Prostate cancer depends mainly on the metabolism of lipids (molecules including fat) in tumours to spread. Despite this, scientists haven’t yet properly explored the role of fatty acid metabolism in the progression of the disease, or its potential as a target for therapy.
Based at the University of Adelaide of Medical School, Zeyad’s work evaluates the targeting of lipid metabolism pathways in prostate cancer. As cancer cells use lipids to gain the energy they need to multiply and invade distant tissues, Zeyad is therefore trying to identify and inhibit the activity of the most functional lipid enzymes in prostate cancer cells, thus preventing them from producing energy.
He hopes to use the information he discovers to introduce new treatment options, especially at the late stage of the disease when it’s notoriously resistant to currently available drugs. ‘We hope this will significantly impact prostate cancer mortality,’ says Zeyad.
He expresses his deepest gratitude to Cure Cancer donors and fundraisers. ‘Starting a research career after a PhD is never easy,’ he says. ‘Competition for funding is tough, grants dedicated for early career researchers are rare, funding is scarce and young scientists are struggling to introduce their novel and creative ideas.’
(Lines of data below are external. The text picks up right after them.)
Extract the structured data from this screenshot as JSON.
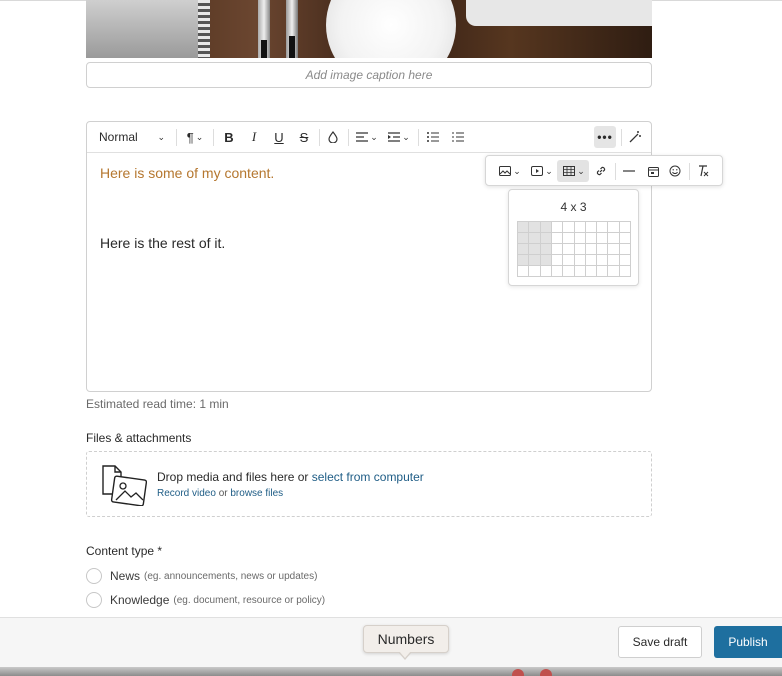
{
  "caption": {
    "placeholder": "Add image caption here"
  },
  "toolbar": {
    "text_style": "Normal",
    "items": [
      "paragraph-icon",
      "bold-icon",
      "italic-icon",
      "underline-icon",
      "strikethrough-icon",
      "color-icon",
      "align-icon",
      "indent-icon",
      "bullet-list-icon",
      "numbered-list-icon",
      "more-icon",
      "magic-wand-icon"
    ]
  },
  "subtoolbar": {
    "items": [
      "image-icon",
      "video-icon",
      "table-icon",
      "link-icon",
      "horizontal-rule-icon",
      "calendar-icon",
      "emoji-icon",
      "clear-format-icon"
    ]
  },
  "editor": {
    "line1": "Here is some of my content.",
    "line2": "Here is the rest of it."
  },
  "table_picker": {
    "size_label": "4 x 3",
    "cols": 10,
    "rows": 5,
    "selected_cols": 3,
    "selected_rows": 4
  },
  "read_time": "Estimated read time: 1 min",
  "files": {
    "title": "Files & attachments",
    "drop_text": "Drop media and files here or ",
    "select_link": "select from computer",
    "record_link": "Record video",
    "or_text": " or ",
    "browse_link": "browse files"
  },
  "content_type": {
    "title": "Content type *",
    "options": [
      {
        "label": "News",
        "hint": "(eg. announcements, news or updates)"
      },
      {
        "label": "Knowledge",
        "hint": "(eg. document, resource or policy)"
      }
    ]
  },
  "footer": {
    "tooltip": "Numbers",
    "save_draft": "Save draft",
    "publish": "Publish"
  },
  "colors": {
    "accent": "#1e6f9f",
    "highlight_text": "#b5772f",
    "link": "#1f5d86"
  }
}
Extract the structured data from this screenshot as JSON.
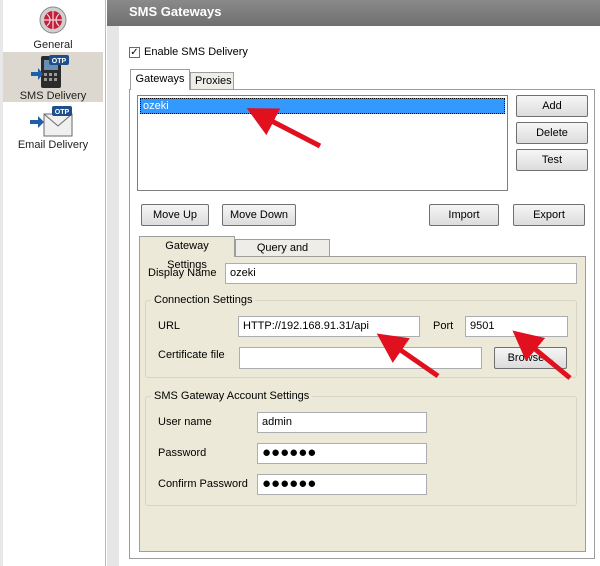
{
  "nav": {
    "items": [
      {
        "label": "General",
        "icon": "general-globe-icon"
      },
      {
        "label": "SMS Delivery",
        "icon": "sms-otp-phone-icon"
      },
      {
        "label": "Email Delivery",
        "icon": "email-otp-envelope-icon"
      }
    ],
    "selected": "SMS Delivery"
  },
  "header": {
    "title": "SMS Gateways"
  },
  "enable": {
    "label": "Enable SMS Delivery",
    "checked": true,
    "mark": "✓"
  },
  "tabs": {
    "gateways": "Gateways",
    "proxies": "Proxies"
  },
  "gateways": {
    "items": [
      "ozeki"
    ],
    "buttons": {
      "add": "Add",
      "delete": "Delete",
      "test": "Test"
    },
    "move_up": "Move Up",
    "move_down": "Move Down",
    "import": "Import",
    "export": "Export"
  },
  "subtabs": {
    "settings": "Gateway Settings",
    "query": "Query and Result"
  },
  "settings": {
    "display_name_label": "Display Name",
    "display_name": "ozeki",
    "connection": {
      "title": "Connection Settings",
      "url_label": "URL",
      "url": "HTTP://192.168.91.31/api",
      "port_label": "Port",
      "port": "9501",
      "cert_label": "Certificate file",
      "cert": "",
      "browse": "Browse..."
    },
    "account": {
      "title": "SMS Gateway Account Settings",
      "user_label": "User name",
      "user": "admin",
      "password_label": "Password",
      "password": "●●●●●●",
      "confirm_label": "Confirm Password",
      "confirm": "●●●●●●"
    }
  },
  "colors": {
    "arrow": "#e0101e",
    "selection": "#3399ff",
    "header": "#7a7a7a",
    "panel": "#ece9d8"
  }
}
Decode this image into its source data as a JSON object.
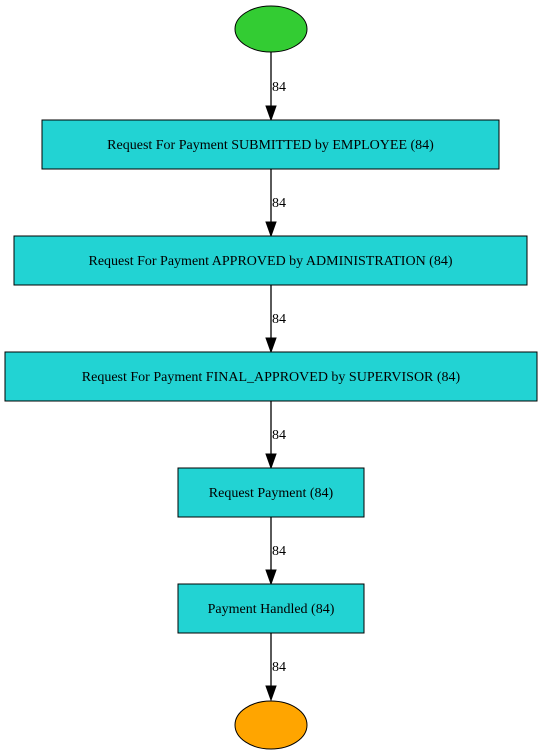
{
  "diagram": {
    "colors": {
      "activity_fill": "#22D3D3",
      "start_fill": "#33CC33",
      "end_fill": "#FFA500",
      "stroke": "#000000"
    },
    "start": {
      "shape": "ellipse"
    },
    "end": {
      "shape": "ellipse"
    },
    "activities": [
      {
        "label": "Request For Payment SUBMITTED by EMPLOYEE (84)"
      },
      {
        "label": "Request For Payment APPROVED by ADMINISTRATION (84)"
      },
      {
        "label": "Request For Payment FINAL_APPROVED by SUPERVISOR (84)"
      },
      {
        "label": "Request Payment (84)"
      },
      {
        "label": "Payment Handled (84)"
      }
    ],
    "edges": [
      {
        "label": "84"
      },
      {
        "label": "84"
      },
      {
        "label": "84"
      },
      {
        "label": "84"
      },
      {
        "label": "84"
      },
      {
        "label": "84"
      }
    ]
  }
}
‘This grant will help me keep working in the medical research field, using cutting-edge technologies to address critical clinical questions. It will also help me to publish high-quality research manuscripts and make me more competitive for future national and international funding and fellowships.’
His achievements include graduating in the top three of his class at his university in Jordan and making the University and Dean’s Honours Lists several times.